Myself, I focus on hunting males, trophies of any kind, I often spare the females, and I do like I think it would be done in reality. Highscores do not interest me. I never play the "missions". Nor am I overly concerned with ethical callibre choice, its enough if I get some money per kill to replace the ammo spent. Doing a clean shot is important for me. Plan to soon move more to arrows.

Like with any sim you get out what you put into it. Treat it like a game and hunt statistics, and your experience will lack simulative and situational immersion.

New England is a breathtaking map. I am enthusiastic about it. Beautiful. I absolutely love it, its changign colours and moods, the sights. It simply is a piece of art.

Have just bought a dog, due to the steam sale. Seems to work okay, but already starts to kill my nerves a bit. May be handy in some of the longer after searches.

I do not like the way you have to micromanage ammunition for every rifle and pistol, there is so many callibres and it makes buying the right one a real nuisance since you have to take some work to find out which ammo is for what rifle, even more so if the rifle has several ones. Some more automatization there for us non-experts on firearms and ca,llibre terminology would be welcomed.

Ran into an issue in Finland, when bagging dropped moose the game tends to crash when approaching the animal beyond maybe 50m or so. For me at least. Or it was area-related, I do not know.


The Mississippi map I found dissapointing by looks.
I grew up in the Finger Lakes region of New York state, which looks pretty much exactly like the New England reserve. My family moved there from up in the Adirondack Mountains, which also look just like the New England reserve. Autumn can be very spectacular, when the leaves change color.

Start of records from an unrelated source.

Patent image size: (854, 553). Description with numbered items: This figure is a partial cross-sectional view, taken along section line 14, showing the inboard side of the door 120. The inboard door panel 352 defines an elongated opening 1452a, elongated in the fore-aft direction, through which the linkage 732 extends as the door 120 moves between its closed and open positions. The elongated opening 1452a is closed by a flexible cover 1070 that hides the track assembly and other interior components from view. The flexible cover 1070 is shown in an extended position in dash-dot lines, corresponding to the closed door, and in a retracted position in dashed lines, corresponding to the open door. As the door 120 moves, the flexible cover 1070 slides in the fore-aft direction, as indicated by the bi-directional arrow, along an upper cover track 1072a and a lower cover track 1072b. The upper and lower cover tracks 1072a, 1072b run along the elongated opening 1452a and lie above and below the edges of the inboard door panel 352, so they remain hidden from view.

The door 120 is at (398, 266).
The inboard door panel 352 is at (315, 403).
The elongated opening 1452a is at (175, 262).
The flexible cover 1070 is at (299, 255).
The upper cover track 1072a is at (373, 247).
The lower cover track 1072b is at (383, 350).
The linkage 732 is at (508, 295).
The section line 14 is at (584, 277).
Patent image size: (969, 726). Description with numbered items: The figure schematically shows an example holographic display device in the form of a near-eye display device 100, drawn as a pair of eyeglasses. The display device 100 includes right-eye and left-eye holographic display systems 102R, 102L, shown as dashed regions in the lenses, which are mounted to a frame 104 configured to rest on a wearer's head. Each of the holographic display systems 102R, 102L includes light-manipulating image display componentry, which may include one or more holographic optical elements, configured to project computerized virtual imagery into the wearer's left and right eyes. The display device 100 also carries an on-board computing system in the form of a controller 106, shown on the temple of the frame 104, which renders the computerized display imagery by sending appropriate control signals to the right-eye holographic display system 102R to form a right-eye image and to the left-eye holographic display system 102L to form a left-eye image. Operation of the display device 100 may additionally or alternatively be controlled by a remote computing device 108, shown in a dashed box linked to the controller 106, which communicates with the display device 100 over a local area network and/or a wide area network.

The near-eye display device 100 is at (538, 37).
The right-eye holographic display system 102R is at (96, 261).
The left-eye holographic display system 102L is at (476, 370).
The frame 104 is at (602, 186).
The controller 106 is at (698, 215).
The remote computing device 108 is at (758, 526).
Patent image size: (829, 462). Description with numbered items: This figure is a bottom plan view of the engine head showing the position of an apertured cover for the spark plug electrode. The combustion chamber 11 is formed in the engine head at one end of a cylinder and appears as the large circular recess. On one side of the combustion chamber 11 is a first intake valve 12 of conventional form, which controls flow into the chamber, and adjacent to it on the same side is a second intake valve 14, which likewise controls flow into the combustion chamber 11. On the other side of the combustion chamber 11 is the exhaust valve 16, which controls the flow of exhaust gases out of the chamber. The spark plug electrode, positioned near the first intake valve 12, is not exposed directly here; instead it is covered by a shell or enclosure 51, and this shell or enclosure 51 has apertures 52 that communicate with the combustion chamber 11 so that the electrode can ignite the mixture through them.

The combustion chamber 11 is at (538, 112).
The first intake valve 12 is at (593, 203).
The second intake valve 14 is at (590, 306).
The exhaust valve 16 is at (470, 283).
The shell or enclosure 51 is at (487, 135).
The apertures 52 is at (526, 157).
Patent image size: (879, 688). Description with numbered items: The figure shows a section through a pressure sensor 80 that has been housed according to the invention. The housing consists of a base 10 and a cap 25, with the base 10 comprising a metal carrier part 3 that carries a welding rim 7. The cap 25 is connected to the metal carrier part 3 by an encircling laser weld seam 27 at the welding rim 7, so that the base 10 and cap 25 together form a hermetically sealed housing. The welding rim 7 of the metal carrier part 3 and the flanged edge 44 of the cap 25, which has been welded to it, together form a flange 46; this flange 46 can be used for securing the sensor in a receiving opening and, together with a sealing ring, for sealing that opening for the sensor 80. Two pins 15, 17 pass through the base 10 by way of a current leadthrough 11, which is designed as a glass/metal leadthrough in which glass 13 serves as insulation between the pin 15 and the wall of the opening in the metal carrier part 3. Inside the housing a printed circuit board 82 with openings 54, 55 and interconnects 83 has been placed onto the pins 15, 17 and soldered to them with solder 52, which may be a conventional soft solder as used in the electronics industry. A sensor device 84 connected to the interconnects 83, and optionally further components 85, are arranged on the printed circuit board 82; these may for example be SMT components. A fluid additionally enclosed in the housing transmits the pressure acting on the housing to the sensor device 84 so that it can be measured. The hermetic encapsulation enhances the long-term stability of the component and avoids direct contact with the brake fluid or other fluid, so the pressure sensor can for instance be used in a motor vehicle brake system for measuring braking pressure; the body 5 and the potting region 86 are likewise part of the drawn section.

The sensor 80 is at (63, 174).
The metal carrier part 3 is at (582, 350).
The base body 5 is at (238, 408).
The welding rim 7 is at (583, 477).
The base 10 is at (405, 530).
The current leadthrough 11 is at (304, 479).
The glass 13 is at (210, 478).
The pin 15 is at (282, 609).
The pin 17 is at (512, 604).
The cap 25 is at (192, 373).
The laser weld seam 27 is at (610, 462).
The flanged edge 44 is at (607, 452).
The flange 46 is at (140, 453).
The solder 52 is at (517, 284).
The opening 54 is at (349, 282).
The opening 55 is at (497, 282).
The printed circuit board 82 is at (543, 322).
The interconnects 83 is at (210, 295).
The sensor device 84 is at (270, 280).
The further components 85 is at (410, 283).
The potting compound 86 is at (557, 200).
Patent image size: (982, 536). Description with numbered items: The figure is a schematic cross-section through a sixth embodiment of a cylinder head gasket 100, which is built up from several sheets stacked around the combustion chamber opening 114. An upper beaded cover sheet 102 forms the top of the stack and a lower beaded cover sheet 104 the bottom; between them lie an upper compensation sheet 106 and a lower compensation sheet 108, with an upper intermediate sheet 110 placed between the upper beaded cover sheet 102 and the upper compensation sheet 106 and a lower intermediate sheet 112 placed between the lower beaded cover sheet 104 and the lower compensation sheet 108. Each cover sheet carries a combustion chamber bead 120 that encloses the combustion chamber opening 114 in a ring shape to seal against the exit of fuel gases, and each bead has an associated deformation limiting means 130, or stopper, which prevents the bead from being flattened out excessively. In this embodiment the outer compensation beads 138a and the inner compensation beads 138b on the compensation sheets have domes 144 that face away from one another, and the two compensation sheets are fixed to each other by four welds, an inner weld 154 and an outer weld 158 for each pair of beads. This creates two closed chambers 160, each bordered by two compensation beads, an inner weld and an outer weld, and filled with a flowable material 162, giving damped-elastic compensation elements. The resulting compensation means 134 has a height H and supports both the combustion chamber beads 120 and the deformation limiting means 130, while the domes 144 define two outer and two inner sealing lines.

I try to stick with one shot, one kill. I've taken moose in the game with some very light calibers, one shot, but they were heart shots. I find something in the neighborhood of .30-06 to be a good all-arounder.

In real life, hunting Whitetail Deer (Odocoileus virginianus), you're apt to see the youngest doe first, followed by other doe, then young bucks. If you want a shot at the grand old man, you have to be patient and hold your fire. He's likely to be the last to come along. I suspect that it's probably like that with most species of cervids.